There are some interesting differences between Evangelicals in the US and UK. It’s not that there aren’t also similarities (especially more recently), but US fundies always seemed way more right wing than the ones I knew closer to home. UK Evangelicals and other nonconformists (including Quakers and Unitarians) have historically had quite a large presence in the left wing. In the 19th century they were often members of the Liberal Party and were instrumental in the early Labour Party (apparently it adopted more of the nonconformist spirit than its policies, but the contribution was still significant). The first editor of the New Statesman was the son of a Congregational minister (later Unitarian) and claims to have learned a lot about passive resistance from nonconformists. Prison reform was pioneered by people like John Howard (a Calvinist) and Elizabeth Fry (a Quaker). This is an account of my g. g. g. grandparents, once removed (Mr. and Mrs. W. S. Aldis):
Apparently there was a later petition, but by all accounts they were the first to petition for a change. W. S. Aldis won the Tripos (mathematics test) in his year, and was one of two Baptists and a Jew (who was a close friend of the family) whose success led to the abolishing of the religious tests in Cambridge and Oxford. They were both the children of Baptist ministers, and his mother was described as highly intellectual. They combined surnames when they got married, and he supported her scientific study (astronomy). When I was told about my roots as a Baptist by my parents, the implication was that good Christians were also active SJWs (albeit within a particular religious framework).

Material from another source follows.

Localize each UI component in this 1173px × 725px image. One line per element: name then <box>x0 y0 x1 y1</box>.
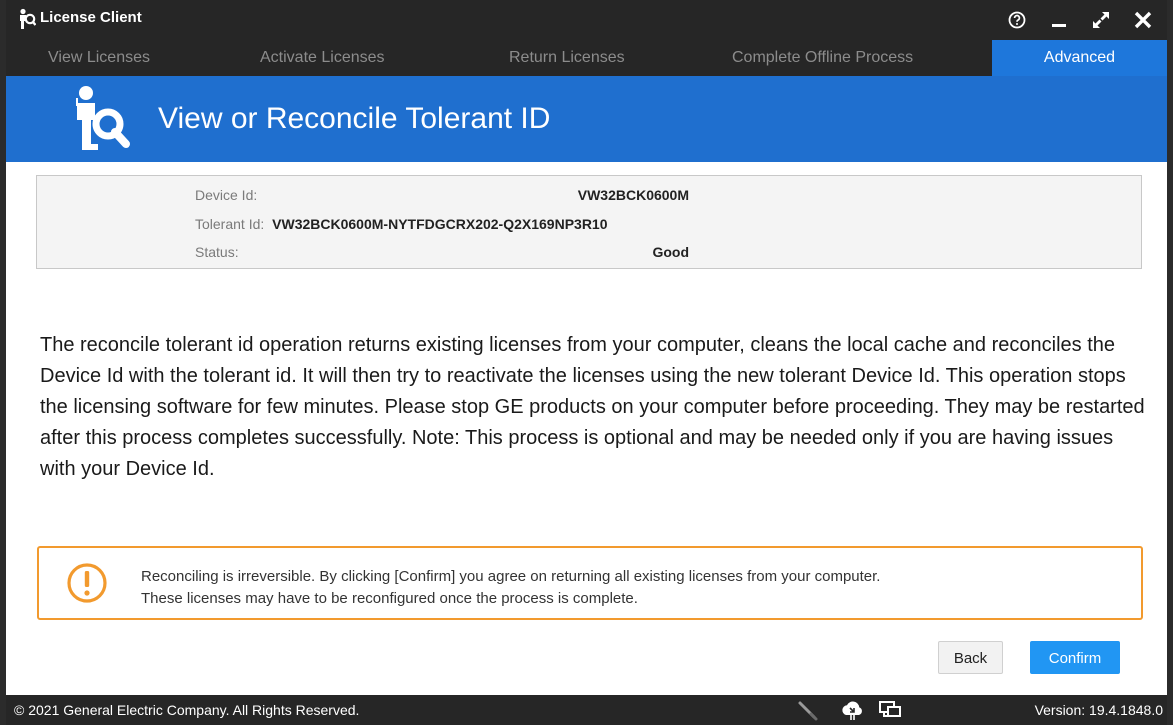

Obviously along with this there were a lot of less progressive or overly moralistic elements (W. S. Aldis ended up being dismissed from an academic post because of his outspoken and uncompromising social and moral positions, particularly on drinking), but I would say that this legacy has coloured the more historically-minded UK Evangelicals. I got the impression that while many didn’t approve of the more liberal theology, Unitarians and Quakers were seen more as ideological cousins, particularly from a social perspective. I’m not sure whether that translated into a lasting relationship though; I suspect not. It’s interesting to see how particular sects interact with their world, especially when they are in the position of an underprivileged minority in a country compared to a large and politically powerful group in a country that adopted key nonconformist positions like separation of church and state. I suppose in America, Evangelicals had no nonconformist connection with other minority religious groups like Unitarians and Quakers, since there’s no established church.